Books

Book review: Nocturnes: Five Stories of Music and Nightfall

Once again I’m showing how bad I am at reading the books I already own and how hard I find it to resist the temptation of buying new ones. I picked up Nocturnes at the end of February 2015. Yes, nearly a year ago. Also not quite a month after my father had specifically taken me bookshopping (it’s a word) for my birthday and had let me get a good stack of books, of which I had nearly finished reading one. However, I found myself stuck in the city centre with a couple of hours to kill and I didn’t have a book on me, so obviously I had to shop. Having loved both Never Let Me Go and The Remains of the Day I was drawn to Nocturnes by Kazuo Ishiguro. Naturally I read five pages of each of them and then didn’t pick any of them up again until now.

Nocturns
Nocturnes: Five Stories of Music and Nightfall by Kazuo Ishiguro

Ishuguro is a master of heartbreaking novels. I was curious about this text of five short stories, all with the theme of music and the evening. All also and perhaps more obviously with the theme of vague disappointment and regret, and of love. It’s hard initially to know what to make of them, but they’re compelling and haunting and in the end I read them all in a day.
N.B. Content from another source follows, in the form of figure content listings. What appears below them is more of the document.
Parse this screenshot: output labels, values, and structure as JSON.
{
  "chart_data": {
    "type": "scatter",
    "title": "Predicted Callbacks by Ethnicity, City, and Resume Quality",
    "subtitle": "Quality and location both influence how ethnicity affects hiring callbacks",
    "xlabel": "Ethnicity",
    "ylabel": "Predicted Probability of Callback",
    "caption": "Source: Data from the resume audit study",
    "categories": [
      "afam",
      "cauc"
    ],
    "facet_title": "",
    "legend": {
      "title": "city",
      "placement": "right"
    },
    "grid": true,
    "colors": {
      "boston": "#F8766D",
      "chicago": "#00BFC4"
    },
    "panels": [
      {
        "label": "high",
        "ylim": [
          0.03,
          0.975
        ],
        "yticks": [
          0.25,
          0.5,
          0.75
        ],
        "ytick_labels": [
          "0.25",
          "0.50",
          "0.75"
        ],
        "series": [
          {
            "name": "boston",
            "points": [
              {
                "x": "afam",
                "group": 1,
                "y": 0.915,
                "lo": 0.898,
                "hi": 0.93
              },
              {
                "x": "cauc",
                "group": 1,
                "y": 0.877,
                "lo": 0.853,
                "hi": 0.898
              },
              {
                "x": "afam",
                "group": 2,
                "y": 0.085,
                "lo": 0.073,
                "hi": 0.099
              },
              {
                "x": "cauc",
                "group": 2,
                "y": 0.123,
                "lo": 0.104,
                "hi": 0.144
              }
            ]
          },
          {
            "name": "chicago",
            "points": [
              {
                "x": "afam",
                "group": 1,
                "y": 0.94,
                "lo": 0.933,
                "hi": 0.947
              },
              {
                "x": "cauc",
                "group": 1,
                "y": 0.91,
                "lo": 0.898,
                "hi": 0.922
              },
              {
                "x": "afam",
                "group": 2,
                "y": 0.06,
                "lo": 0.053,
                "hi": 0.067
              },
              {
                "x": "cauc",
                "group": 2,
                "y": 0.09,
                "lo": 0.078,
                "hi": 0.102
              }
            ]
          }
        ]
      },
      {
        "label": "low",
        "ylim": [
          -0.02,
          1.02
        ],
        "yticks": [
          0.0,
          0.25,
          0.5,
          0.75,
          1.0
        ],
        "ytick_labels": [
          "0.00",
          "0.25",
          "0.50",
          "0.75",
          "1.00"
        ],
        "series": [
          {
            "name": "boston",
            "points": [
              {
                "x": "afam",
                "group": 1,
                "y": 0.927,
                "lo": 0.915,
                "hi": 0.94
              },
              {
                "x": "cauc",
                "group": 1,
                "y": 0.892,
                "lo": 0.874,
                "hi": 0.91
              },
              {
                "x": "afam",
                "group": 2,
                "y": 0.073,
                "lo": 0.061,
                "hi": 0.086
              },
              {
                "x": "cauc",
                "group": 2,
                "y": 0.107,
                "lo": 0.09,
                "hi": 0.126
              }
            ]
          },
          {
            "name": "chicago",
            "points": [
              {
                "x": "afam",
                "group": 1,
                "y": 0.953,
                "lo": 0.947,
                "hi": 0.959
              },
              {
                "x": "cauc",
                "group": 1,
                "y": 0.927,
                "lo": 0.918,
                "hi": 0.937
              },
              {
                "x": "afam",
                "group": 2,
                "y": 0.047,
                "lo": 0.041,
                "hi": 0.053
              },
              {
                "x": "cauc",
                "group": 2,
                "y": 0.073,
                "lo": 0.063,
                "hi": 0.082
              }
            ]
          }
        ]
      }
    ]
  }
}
I think my favourite was the first story. It’s set in Venice and a young musician is playing in a band entertaining people who are drinking coffee on a piazza. The young musician spots another musician, one who his mother loved very much when he was growing up in an unnamed communist country. He introduces himself and agrees to help the man with a romantic plan to surprise the man’s wife; he intends to serenade her from the canal with her favourite old songs. Sound like a happy story? If so, you’ve never read any Ishuguro. It’s romantic, but not in the “and they all lived happily ever after” sense.

Anther theme seems to be irritability. The characters, especially the musicians, seem to be quick to offend, proud and argumentative. They take to heart throw away comments and brood over small pieces of conversation that should be inconsequential. Disagreements are common and they fade away as quickly as they get started, only to be restarted later. I don’t think I know anyone who’s like that in real life but, then again, I don’t know many musicians. Perhaps it’s intended to poke fun at egocentric virtuosos?

I enjoyed this book and I’m not normally a fan of short stories. However, if you’re new to Ishuguro and you want something that packs his famously hard punch, something really heartbreaking, then try Never Let Me Go. It’s still my favourite.